Projeto de Cazarin busca proibir fogos de artifício com estampido em Corumbá
Projeto que proíbe soltura e comercialização de fogos de artifício com estampido volta ser debatido na Câmara .
A proposta que já havia sido apresentada em anos anteriores pelo vereador Yussef Salla e vetada pelo Poder Executivo, partiu do vereador Matheus Cazarin. A proibição prevista no Projeto de Lei é pela aplicação em áreas públicas e privadas; eventos públicos ou particulares, e estabelecimentos comerciais que realizem a venda de fogos de artifício.
Cita ainda que será permitida a utilização de fogos de artifício denominados “fogos de vista” ou similares, desde que não produzam ruído sonoro, limitando-se a efeitos visuais.
O descumprimento da Lei acarretará advertência, na primeira infração; multa administrativa, cujo valor será regulamentado pelo Poder Executivo; apreensão dos produtos, e cassação do alvará de funcionamento, em caso de reincidência por estabelecimento comercial.
Matheus, em sua justificativa, destacou que a proposta encontra respaldo na Constituição Federal, especialmente no artigo 30, incisos I e II, que atribuem aos Municípios competência para legislar sobre assuntos de interesse local; suplementar a legislação federal e estadual no que couber.
“A regulamentação do uso e comercialização de fogos de artifício no território municipal trata-se de matéria de interesse predominantemente local, uma vez que impacta diretamente a saúde pública, o sossego, a proteção ambiental e o bem-estar animal no âmbito do Município”, observou.

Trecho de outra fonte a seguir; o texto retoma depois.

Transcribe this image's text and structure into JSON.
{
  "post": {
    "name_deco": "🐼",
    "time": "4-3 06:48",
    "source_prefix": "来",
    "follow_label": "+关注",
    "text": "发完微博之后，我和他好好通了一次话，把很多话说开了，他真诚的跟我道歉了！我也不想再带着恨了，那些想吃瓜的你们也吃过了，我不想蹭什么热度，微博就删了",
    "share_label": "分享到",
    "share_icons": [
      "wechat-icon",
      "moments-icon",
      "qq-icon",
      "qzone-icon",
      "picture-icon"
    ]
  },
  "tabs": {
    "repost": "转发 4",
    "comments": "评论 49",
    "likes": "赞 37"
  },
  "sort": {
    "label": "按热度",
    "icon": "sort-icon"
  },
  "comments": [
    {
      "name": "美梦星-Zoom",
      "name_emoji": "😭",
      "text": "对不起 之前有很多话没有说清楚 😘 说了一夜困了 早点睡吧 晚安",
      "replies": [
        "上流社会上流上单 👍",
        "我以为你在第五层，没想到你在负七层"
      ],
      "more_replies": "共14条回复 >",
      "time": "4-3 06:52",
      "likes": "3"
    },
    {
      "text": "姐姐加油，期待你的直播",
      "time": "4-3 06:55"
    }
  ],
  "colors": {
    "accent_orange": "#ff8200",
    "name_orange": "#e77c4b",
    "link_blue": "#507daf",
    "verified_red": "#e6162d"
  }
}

“O barulho excessivo provocado por fogos com estampido configura forma de poluição sonora, impactando diretamente a coletividade. No âmbito local, cabe ao Município de Corumbá adotar medidas preventivas para garantir a proteção da saúde pública, da inclusão social e da causa animal”, acrescentou.
Finalizou argumentando que a “matéria também encontra respaldo na jurisprudência dos Tribunais Superiores, que reconhecem a constitucionalidade de leis municipais que proíbem fogos de artifício com estampido, por se tratar de competência legislativa municipal ligada ao interesse local e à proteção ambiental e sanitária”.
Vale lembrar grave acidente ocorrido em Corumbá, quando um adolescente perdeu cinco dedos da mão após a explosão de um rojão durante confraternização natalina, evidenciando o risco concreto à integridade física da população.
“Nossa proposta não impede celebrações, permitindo fogos de efeito exclusivamente visual e sem estampido, conciliando tradição cultural com responsabilidade social e proteção coletiva”, enfatizou citando que o Projeto de Lei é constitucional, legal e de relevante interesse público.